Ib Jacquet

Personal information
- Full name: Ib Sigfred Jacquet
- Date of birth: 12 April 1956 (age 70)
- Place of birth: Denmark
- Position: Forward

Youth career
- Vejle BK

Senior career*
- Years: Team / Apps / (Gls)
- 1975–1978: Vejle BK / 210 / (81)
- 1978–1980: FC Antwerp / 18 / (7)
- 1980-1982: Vejle BK
- 1983: Kolding
- 1984: B 1909
- 1985-1986: Vejle BK

International career^{‡}
- 1973: Denmark U-19 / 1 / (0)
- 1977: Denmark U-21 / 2 / (0)

= Ib Jacquet =

Danish footballer (born 1956)

Ib Sigfred Jacquet (born 12 April 1956) is a Danish former football player.

==Club career==
Ib Jacquet played in the forward position and was known as an unpredictable and entertaining player.
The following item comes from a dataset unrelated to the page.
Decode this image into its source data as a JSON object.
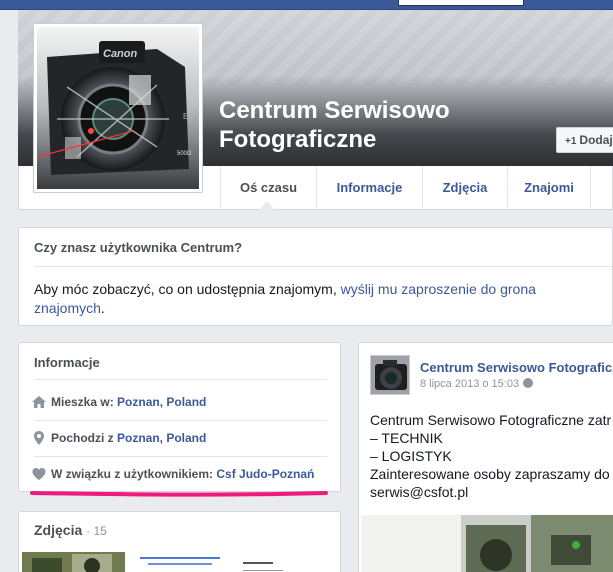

He played 210 games and scored 81 goals for Vejle Boldklub. In 1982, he was the topscorer of the Danish football championship. He had a spell with Belgian side Antwerp in the end of the 1970s. He finished his career on 22 May 1986 in a match against Esbjerg.

==International career==
He played two games for the Denmark U21 team.